The two MPs disrupted what was a quiet early evening and exchanged blows.
The punch-up took place when De Lange was chairperson of Parliament's Justice Committee. He has since been promoted to the rank of deputy minister, where he deputises for justice minister Brigitte Mabandla.
It was in this new capacity that De Lange threw a punch of a different kind this week. He not only jabbed, but threw a hell of a haymaker to flatten government and what it has stood for in the past 14 years.
At a media briefing De Lange said a lot of things.
Of course he rambled on about the achievements that the government, in particular the justice cluster on which he serves, had done very well in delivering justice to you and I.
He did, however, make a huge concession. And that concession is the killer punch from someone who would have been expected to do the opposite.
For years we have been told that the criminal justice system was working very well. We were told that there were problems in certain areas, that these problems were receiving the required attention and that very soon criminals would have no place to hide.
Enter De Lange on August 13, 2008.
The criminal justice system, he told journalists, was unacceptably dysfunctional and fragmented. De Lange said crime statistics, on which government spends millions so that we can measure whether crime is going up or down, were unreliable. He said the statistics do not reflect the true situation in our country.
Wow! Can you believe this is coming from the mouth of a senior ANC member and not from the opposition ranks? Simply incredible.
De Lange said a huge number of crime cases went unreported because South Africans had lost confidence in the justice system.
He said most crimes were not resolved by, among other things, the inability by our police to manage crime scenes and execute proper forensic investigations.
I suspect that De Lange felt good, as everyone should when they tell the truth, when he shared his inner feelings with members of the public.
I also suspect he spent a big chunk of Thursday fielding calls from perplexed comrades who would want to understand why he could sit there and say that after trying for 14 years, the government had failed to deliver a credible criminal justice system to the people of South Africa.
I suspected De Lange would also blame the media. It is always easy to blame the hacks. I thought he would argue that he was quoted out of context or that the story was not balanced.
That is what politicians do. They say something in public and when the effect of what they said starts to hit home, they start looking for excuses.
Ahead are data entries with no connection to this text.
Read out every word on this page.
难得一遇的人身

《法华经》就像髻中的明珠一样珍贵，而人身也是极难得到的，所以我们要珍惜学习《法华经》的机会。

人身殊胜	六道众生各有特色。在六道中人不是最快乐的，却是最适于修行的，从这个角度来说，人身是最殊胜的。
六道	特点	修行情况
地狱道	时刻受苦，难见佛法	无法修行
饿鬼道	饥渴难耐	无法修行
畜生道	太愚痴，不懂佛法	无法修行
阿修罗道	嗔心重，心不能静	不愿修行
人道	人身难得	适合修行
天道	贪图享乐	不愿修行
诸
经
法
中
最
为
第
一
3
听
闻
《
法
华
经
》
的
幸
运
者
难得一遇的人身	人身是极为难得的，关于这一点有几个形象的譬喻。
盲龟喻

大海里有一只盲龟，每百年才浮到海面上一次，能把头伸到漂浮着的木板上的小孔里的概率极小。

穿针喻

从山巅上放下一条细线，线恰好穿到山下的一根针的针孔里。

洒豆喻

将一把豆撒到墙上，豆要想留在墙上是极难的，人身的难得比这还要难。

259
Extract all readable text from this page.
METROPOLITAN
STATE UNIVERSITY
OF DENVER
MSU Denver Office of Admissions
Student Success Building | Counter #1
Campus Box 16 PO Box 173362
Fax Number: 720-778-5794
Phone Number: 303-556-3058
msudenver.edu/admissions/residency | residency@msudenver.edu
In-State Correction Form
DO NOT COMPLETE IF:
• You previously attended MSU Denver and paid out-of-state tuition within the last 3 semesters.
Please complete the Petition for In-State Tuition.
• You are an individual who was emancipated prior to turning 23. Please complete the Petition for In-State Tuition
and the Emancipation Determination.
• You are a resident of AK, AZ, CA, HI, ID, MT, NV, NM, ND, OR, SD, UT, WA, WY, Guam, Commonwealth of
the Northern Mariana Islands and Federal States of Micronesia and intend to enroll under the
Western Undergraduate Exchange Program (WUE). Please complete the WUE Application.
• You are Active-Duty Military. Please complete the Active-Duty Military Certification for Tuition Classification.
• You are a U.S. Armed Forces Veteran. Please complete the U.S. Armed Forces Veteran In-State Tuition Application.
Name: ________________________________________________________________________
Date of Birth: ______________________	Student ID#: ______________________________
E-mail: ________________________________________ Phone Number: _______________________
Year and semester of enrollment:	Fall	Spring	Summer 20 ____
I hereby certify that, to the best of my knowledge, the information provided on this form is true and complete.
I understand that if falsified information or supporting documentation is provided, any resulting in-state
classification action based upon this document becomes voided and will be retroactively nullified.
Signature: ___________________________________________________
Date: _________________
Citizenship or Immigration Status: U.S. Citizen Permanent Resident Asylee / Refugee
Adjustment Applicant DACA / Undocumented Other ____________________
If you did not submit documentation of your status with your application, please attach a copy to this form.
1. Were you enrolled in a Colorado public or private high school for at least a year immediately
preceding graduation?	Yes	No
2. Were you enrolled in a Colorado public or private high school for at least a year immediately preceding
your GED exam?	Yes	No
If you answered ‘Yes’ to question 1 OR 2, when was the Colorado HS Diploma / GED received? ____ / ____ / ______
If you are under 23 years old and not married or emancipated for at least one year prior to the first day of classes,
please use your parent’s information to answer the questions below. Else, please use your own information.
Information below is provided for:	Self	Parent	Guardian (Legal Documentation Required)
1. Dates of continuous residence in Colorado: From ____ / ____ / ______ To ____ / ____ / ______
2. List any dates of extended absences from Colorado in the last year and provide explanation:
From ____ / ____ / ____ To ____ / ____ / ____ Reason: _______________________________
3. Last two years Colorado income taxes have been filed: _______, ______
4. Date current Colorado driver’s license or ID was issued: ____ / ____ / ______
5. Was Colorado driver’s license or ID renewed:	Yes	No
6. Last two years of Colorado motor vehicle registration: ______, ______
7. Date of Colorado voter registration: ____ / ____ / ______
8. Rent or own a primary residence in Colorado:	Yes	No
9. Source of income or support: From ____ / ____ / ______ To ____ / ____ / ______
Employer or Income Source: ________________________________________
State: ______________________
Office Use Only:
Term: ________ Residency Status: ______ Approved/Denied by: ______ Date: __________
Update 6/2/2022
There will be ordinary South Africans who will not only be amazed at De Lange's frankness, but also surprised that there is a politician who can call a spade a spade and not a garden tool.
These will be people who will not be pessimistic but hopeful that once the big admission has been made, the big punch thrown, a solution will be found. And it must be found soon.
To his credit, De Lange also mentioned that task teams have been formed to address the problems and transform the system. Billions of rands will be spent on the projects.
However, I bet this is not what he will be remembered for. We only remember then correctional services minister Sipho Mzimela because he shocked his fellow Inkatha Freedom Party MPs and said matter-of-factly that the ANC would rule forever.
There was laughter and applause from the ANC benches and surprise and shocked faces on the IFP benches.
Mzimela's statement was a blow, coming from someone whose job as an opposition MP, was to unseat the ANC.
What about former Scorpions boss Leonard McCarthy, who went to parliament and stated that the successes of the Scorpions, the elite unit whose existence is now threatened, were overstated?
As I said, De Lange has always been able to throw mean punches, but this time, he surpassed himself.
Perhaps it does not matter because the current government has less than nine months left in office.
Anyway, thanks Johnny for the truth.